Just as society begins to crumble quickly a mysterious letter is made public. It’s signed by death, with a small “d”, and it states that her experiment is over. Now they should understand the curse it is to not have her around. The letter states that people will resume dying at midnight but she’ll do them the courtesy of providing everyone a week’s notice for when they will die going forward. This way they can make preparations.
This concept is similarly explored in They Both Die at the End and sounds like a nightmare in both books. Humans seriously can’t deal with this knowledge. Death with Interruptions goes on to prove that we’re not responsible enough to have this information.
At midnight 62,580 people drop dead.
In the next few weeks people are not happy with the new rules. Delicate violet colored letters arrive to warn people of their deaths and few people use the time to make peace and preparations. It’s mostly chaos.
Society wants to talk with death. They attempt to summon her by creating art based on her assumed form of a shrouded skeleton. She is this, Death with Interruptions contains a very classic grim reaper.
She continues writing the letters with her own bony hands until a letter returns to her marked as “return to sender.” The original addressee of the notice is a 49 year old man who has now made it to his 50th birthday against the fate of the universe.
She becomes obsessed with this cellist who just won’t die. She stalks him and fantasizes about how to kill him and restore her order. She transforms into an attractive human form and sets out to seduce him and hand over his death notice personally.
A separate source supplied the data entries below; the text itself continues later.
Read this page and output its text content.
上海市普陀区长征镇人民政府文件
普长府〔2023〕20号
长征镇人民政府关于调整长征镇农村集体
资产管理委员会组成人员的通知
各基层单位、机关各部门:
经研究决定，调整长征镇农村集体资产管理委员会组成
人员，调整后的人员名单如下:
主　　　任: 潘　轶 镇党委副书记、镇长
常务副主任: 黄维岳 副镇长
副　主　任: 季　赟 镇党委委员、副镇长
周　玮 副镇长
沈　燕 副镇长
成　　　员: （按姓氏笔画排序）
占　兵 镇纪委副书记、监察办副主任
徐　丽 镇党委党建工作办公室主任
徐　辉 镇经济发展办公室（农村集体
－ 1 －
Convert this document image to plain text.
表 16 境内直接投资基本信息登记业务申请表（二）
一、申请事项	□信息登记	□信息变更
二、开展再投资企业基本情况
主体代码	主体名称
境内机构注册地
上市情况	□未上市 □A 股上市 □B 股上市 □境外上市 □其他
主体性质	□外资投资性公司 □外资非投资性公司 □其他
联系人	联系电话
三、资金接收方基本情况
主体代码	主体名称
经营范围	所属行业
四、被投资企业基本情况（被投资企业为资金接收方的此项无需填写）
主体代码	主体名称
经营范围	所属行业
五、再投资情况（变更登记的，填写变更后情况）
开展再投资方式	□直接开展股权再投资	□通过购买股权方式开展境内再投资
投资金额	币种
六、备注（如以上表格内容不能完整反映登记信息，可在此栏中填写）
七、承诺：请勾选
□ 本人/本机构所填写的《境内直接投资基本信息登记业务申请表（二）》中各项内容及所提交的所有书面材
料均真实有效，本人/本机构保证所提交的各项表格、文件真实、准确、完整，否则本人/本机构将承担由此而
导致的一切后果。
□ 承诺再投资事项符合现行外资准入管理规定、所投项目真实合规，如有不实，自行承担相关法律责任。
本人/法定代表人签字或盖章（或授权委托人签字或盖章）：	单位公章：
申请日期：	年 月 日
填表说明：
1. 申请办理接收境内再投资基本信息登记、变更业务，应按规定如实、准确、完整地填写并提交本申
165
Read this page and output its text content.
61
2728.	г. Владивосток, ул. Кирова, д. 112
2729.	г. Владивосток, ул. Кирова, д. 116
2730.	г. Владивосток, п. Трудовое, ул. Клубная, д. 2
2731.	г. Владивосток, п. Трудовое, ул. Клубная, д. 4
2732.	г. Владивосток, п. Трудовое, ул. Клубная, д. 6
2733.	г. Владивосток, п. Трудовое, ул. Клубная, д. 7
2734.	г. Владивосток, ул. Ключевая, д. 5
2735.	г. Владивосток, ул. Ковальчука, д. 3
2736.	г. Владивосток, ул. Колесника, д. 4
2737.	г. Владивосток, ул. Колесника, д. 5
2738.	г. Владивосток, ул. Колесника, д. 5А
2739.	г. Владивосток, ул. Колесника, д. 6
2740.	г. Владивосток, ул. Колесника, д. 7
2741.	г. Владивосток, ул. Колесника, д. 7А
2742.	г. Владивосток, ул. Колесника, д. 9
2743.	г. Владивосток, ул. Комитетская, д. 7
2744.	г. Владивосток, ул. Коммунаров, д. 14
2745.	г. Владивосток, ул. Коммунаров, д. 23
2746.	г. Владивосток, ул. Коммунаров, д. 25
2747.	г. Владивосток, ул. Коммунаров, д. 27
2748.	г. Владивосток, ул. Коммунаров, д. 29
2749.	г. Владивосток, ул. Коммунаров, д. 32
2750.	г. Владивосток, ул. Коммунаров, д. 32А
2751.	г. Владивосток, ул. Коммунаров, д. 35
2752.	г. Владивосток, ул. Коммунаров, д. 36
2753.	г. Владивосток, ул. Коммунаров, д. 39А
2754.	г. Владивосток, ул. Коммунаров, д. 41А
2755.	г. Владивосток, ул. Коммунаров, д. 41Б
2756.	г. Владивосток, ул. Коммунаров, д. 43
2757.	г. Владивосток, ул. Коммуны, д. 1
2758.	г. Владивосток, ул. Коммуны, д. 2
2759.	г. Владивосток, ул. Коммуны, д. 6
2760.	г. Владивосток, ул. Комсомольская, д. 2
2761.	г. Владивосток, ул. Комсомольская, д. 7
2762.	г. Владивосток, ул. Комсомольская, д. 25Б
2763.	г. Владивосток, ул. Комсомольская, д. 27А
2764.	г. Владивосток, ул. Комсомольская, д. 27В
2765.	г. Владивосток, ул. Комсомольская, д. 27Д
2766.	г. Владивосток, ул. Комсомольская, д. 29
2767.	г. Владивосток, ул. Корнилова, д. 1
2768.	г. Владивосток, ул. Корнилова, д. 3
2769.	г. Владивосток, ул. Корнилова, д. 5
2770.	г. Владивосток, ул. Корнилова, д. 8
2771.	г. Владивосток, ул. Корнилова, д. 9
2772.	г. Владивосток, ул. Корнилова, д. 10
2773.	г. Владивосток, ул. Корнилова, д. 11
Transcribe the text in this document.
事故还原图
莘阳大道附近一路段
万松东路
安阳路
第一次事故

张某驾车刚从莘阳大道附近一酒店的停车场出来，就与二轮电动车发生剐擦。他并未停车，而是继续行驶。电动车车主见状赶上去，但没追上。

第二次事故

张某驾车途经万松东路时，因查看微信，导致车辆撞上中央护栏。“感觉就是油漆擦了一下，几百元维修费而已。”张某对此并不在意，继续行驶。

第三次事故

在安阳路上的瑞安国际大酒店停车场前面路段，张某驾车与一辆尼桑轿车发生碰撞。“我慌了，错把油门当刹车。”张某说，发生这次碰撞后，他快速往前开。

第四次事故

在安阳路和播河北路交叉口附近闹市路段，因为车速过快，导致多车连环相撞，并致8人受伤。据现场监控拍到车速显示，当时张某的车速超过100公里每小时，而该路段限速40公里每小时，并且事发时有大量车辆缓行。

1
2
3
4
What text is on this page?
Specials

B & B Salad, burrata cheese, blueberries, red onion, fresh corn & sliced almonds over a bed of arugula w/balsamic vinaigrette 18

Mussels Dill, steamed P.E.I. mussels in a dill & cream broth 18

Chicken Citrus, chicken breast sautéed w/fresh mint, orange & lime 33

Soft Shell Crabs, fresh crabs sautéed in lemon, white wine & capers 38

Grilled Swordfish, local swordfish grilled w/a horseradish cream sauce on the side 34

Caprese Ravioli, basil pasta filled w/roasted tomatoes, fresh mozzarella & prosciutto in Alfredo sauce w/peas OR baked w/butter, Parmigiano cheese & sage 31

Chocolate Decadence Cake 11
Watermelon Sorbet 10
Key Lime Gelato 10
After spending so much time observing him and then getting to know him over conversation she begins to feel attached. He is bewildered but entranced by her. She ends up sleeping with him, first in the euphemistic sex way, then actual sleep, for the first time in her long life.
She burns the letter marking him for death and the next day nobody dies. The end.
Death with Interruptions has an open ending that allows the reader to form their own conclusions. Personally, I’m not sure what to do with it. I like the idea of death falling in love but is the proper response to that to cause widespread suffering? Does death herself think that death is a bad thing? Maybe she’s just taking a day off to sleep in with her new lover. It’s up to you to decide.